The trouble, however, is that a lot of it is unwisely low-key. It starts not with the witches and the thunder and lightning, but with the King's first line: "What bloody man is that?" The Weird Sisters' prophecies are intoned in a sing-song, almost perfunctory manner, as though this way of objectifying the hero's desires is just an embarrassment to be whipped through as quickly as possible. The power of the external influences operating on him is underplayed. Rather than a force to be reckoned with, Dillane's Lady Macbeth is a patronising travesty of the woman: coy, effeminate rather than female, with a puzzling penchant for lapsing into French. Her hold over him appears to be the most simplistic form of feminine wile. You can't see why the hero would ever have been in awe of her masculine resolve and ordered her to bring forth men children only.
The actor achieves split-second shifts between characters (deep-voiced for Macduff; nervously stammering on the letter "M" for Malcolm), but, even when leaping into the audience during the banquet scene, he fails to generate the requisite degree of horror and waking nightmare. Invisible blood could be made more unnerving in the mind's eye than dripping stage gore, but that's not the case here. There are also niggling logical difficulties to treating the play as a poem radiating from an individual consciousness. In what sort of afterlife are we to imagine Macbeth if he now has been made privy to the long English scene in which Malcolm subjects Macduff to a moral test?

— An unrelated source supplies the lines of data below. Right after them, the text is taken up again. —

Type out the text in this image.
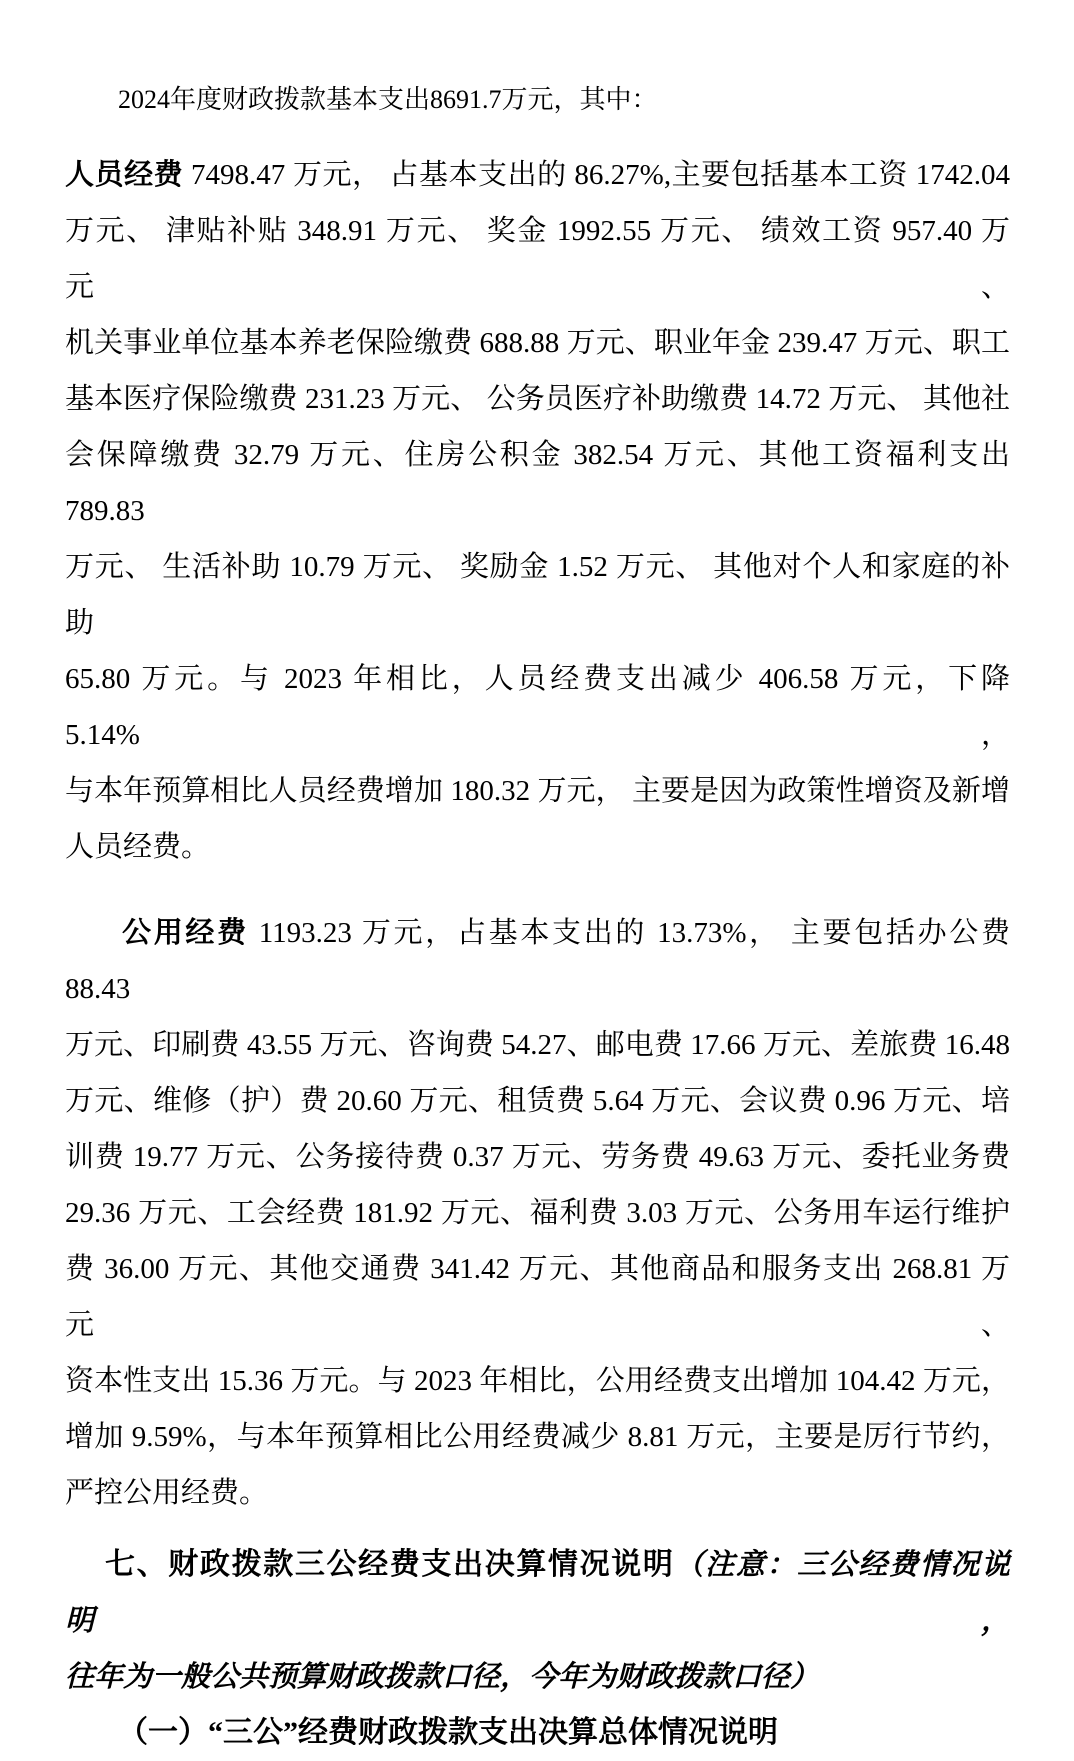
2024年度财政拨款基本支出8691.7万元，其中：

人员经费 7498.47 万元， 占基本支出的 86.27%,主要包括基本工资 1742.04
万元、 津贴补贴 348.91 万元、 奖金 1992.55 万元、 绩效工资 957.40 万元、
机关事业单位基本养老保险缴费 688.88 万元、职业年金 239.47 万元、职工
基本医疗保险缴费 231.23 万元、 公务员医疗补助缴费 14.72 万元、 其他社
会保障缴费 32.79 万元、住房公积金 382.54 万元、其他工资福利支出 789.83
万元、 生活补助 10.79 万元、 奖励金 1.52 万元、 其他对个人和家庭的补助
65.80 万元。与 2023 年相比，人员经费支出减少 406.58 万元，下降 5.14%，
与本年预算相比人员经费增加 180.32 万元， 主要是因为政策性增资及新增
人员经费。
公用经费 1193.23 万元，占基本支出的 13.73%， 主要包括办公费 88.43
万元、印刷费 43.55 万元、咨询费 54.27、邮电费 17.66 万元、差旅费 16.48
万元、维修（护）费 20.60 万元、租赁费 5.64 万元、会议费 0.96 万元、培
训费 19.77 万元、公务接待费 0.37 万元、劳务费 49.63 万元、委托业务费
29.36 万元、工会经费 181.92 万元、福利费 3.03 万元、公务用车运行维护
费 36.00 万元、其他交通费 341.42 万元、其他商品和服务支出 268.81 万元、
资本性支出 15.36 万元。与 2023 年相比，公用经费支出增加 104.42 万元，
增加 9.59%，与本年预算相比公用经费减少 8.81 万元，主要是厉行节约，
严控公用经费。
七、财政拨款三公经费支出决算情况说明（注意：三公经费情况说明，
往年为一般公共预算财政拨款口径，今年为财政拨款口径）
（一）“三公”经费财政拨款支出决算总体情况说明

True, Dillane, stripped down to a filthy vest, offers a blackly ironic take on the hero's coarsening. There's something offhand and bleakly flip about this burnt-out case, prone upon a pillow made by his jacket and shirt. And it's true to the nature of the piece at that point to have a morally exhausted Macbeth incredulously peering at the monster he has become. But too much of the play comes across as a set of sardonic variations in search of a main theme. It's perverse that an exercise that should have pulled us inside the hero's head leaves us so often feeling emotionally distanced and disengaged.